Уильям ответил не сразу.

– Так уж я устроен, доктор Лектер. Вы сами говорили, есть вещи, которые не меняются и даже не корректируются в процессе терапии – если это часть личности.

Доктор Лектер был терпелив, он не давил, а действовал как вода, которая точит камень, капля за каплей, постепенно, давая мысли прижиться и улечься на дно, свернувшись клубком, прикинувшись коренным обитателем.

Уильям Густавссон привык забывать про себя, не прислушиваться к чувствам, лишь к инстинкту самосохранения и здравому смыслу. Он из тех, кто отгрызет себе лапу, угодив в капкан, чтобы выбраться, но ляжет в капкан сам, если будет знать, что кто-то другой вот-вот в него угодит.

Всю свою сознательную жизнь он был лишен свободы выбора, самопожертвование стало частью него, он отражал потребности других людей, чтобы сформировать хрупкий, как хрусталь тончайшей работы, защитный купол, сверкающий на солнце, привлекающий и радующий глаз. Он излучал свет и тепло, искренне и бескорыстно, но не оставлял ни лучика для освещения чертогов собственной души – потому что боялся даже хоть раз туда заглянуть.

Все подернулось паутиной, заросло тиной, и он впервые приоткрыл доступ к своим ощущениям. Они показались ему чужими, непонятными, неизведанными… Мальчик, ставший инструментом для взрослых утех в восемь лет, в одиннадцать усыновленный нарциссом, взращенный в роскоши кривых зеркал, в страхе быть выброшенным на помойку, если не оправдает ожиданий.

В каждой фразе Уильяма об Армане де Даммартене слышалась благодарность. За то, что тот купил его, как вещь, растил для себя любимого, по своим лекалам и меркам, чтобы потом радостно и беззаботно иметь во все ароматно пахнущие отверстия? За то, что попрекал каждой крошкой на столе, каждой минутой своего времени, потраченного на воспитание, заботу, внимание?

Уильям до сих пор боялся взять свое: то, что принадлежит ему по праву.

Его жизнь принадлежит ему по праву.

Он находил миллион отговорок, увиливал, менял тему, приводил миллион причин оставить все как есть… И вдруг в один момент все изменилось – и ему захотелось перемен.

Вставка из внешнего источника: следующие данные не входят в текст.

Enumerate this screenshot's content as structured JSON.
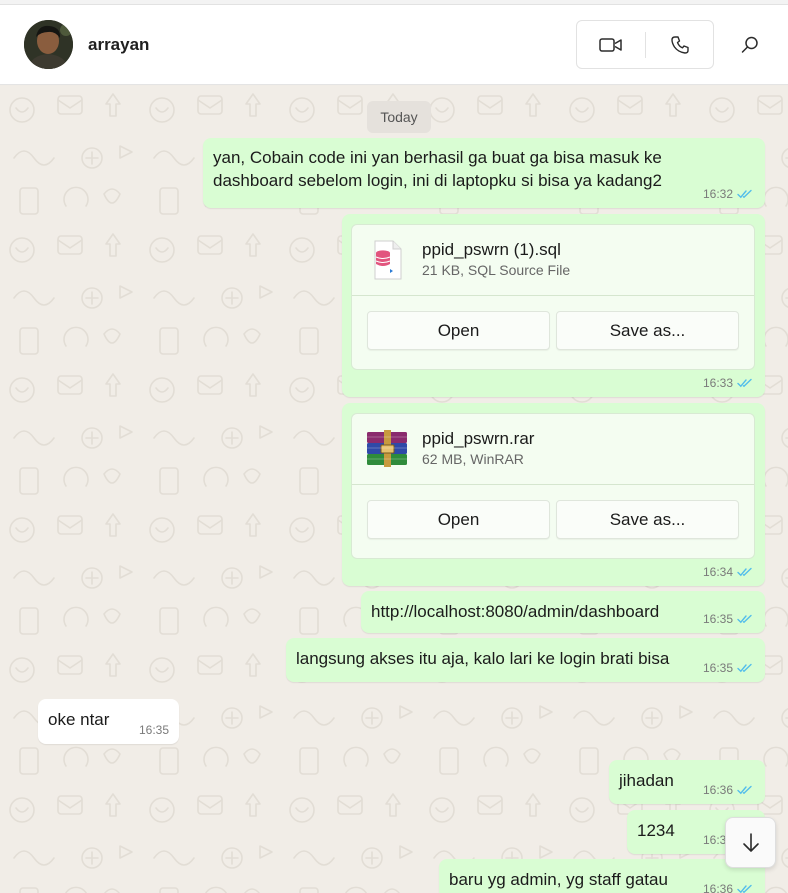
{
  "header": {
    "contact_name": "arrayan",
    "icons": {
      "video": "video-camera-icon",
      "voice": "phone-icon",
      "search": "search-icon"
    }
  },
  "chat": {
    "date_separator": "Today",
    "messages": [
      {
        "direction": "outgoing",
        "type": "text",
        "lines": [
          "yan, Cobain code ini yan berhasil ga buat ga bisa masuk ke",
          "dashboard sebelom login, ini di laptopku si bisa ya kadang2"
        ],
        "time": "16:32",
        "status": "read"
      },
      {
        "direction": "outgoing",
        "type": "file",
        "file_name": "ppid_pswrn (1).sql",
        "file_info": "21 KB, SQL Source File",
        "file_icon": "sql-file-icon",
        "open_label": "Open",
        "save_label": "Save as...",
        "time": "16:33",
        "status": "read"
      },
      {
        "direction": "outgoing",
        "type": "file",
        "file_name": "ppid_pswrn.rar",
        "file_info": "62 MB, WinRAR",
        "file_icon": "winrar-archive-icon",
        "open_label": "Open",
        "save_label": "Save as...",
        "time": "16:34",
        "status": "read"
      },
      {
        "direction": "outgoing",
        "type": "text",
        "text": "http://localhost:8080/admin/dashboard",
        "time": "16:35",
        "status": "read"
      },
      {
        "direction": "outgoing",
        "type": "text",
        "text": "langsung akses itu aja, kalo lari ke login brati bisa",
        "time": "16:35",
        "status": "read"
      },
      {
        "direction": "incoming",
        "type": "text",
        "text": "oke ntar",
        "time": "16:35"
      },
      {
        "direction": "outgoing",
        "type": "text",
        "text": "jihadan",
        "time": "16:36",
        "status": "read"
      },
      {
        "direction": "outgoing",
        "type": "text",
        "text": "1234",
        "time": "16:36",
        "status": "read"
      },
      {
        "direction": "outgoing",
        "type": "text",
        "text": "baru yg admin, yg staff gatau",
        "time": "16:36",
        "status": "read"
      }
    ]
  },
  "colors": {
    "outgoing_bubble": "#d9fdd3",
    "incoming_bubble": "#ffffff",
    "read_ticks": "#53bdeb",
    "chat_background": "#f1ede7"
  },
  "scroll_button": {
    "icon": "arrow-down-icon"
  }
}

Он был осторожен, как тушканчик в открытом поле, над которым кружат хищные птицы с зоркими глазами и острыми когтями, он был начеку, опускал в воду лишь кончики пальцев ног – и тут же был готов отпрянуть, почуяв неладное.

Он шел на риск, он ухитрился обмануть де Даммартена, заполучить Серрета, а сейчас хотел усидеть на двух стульях и удивлялся, почему болит задница, так, словно ее разрывают на пополам.

Доктор Лектер не потешался, он умилялся. Уильям Густавссон был наивен и добр, он влюбился по-настоящему – в лохматого рыжего клоуна с глазами олененка, – потерял голову, впервые почувствовал симпатию и влечение, чувства оказались взаимны…

Уильям не называл имени объекта своего увлечения, но Ганнибал все прекрасно понял. Живой Аллекс Серрет не мог не пробудить дракона, спящего внутри золотоволосого тенора, не мог сам не откликнуться на мягкую и заботливую энергетику. Уильяму всего лишь нужно было найти того, кому подарить любовь, которую он копил годами, которую берег без надежды на полноценную жизнь.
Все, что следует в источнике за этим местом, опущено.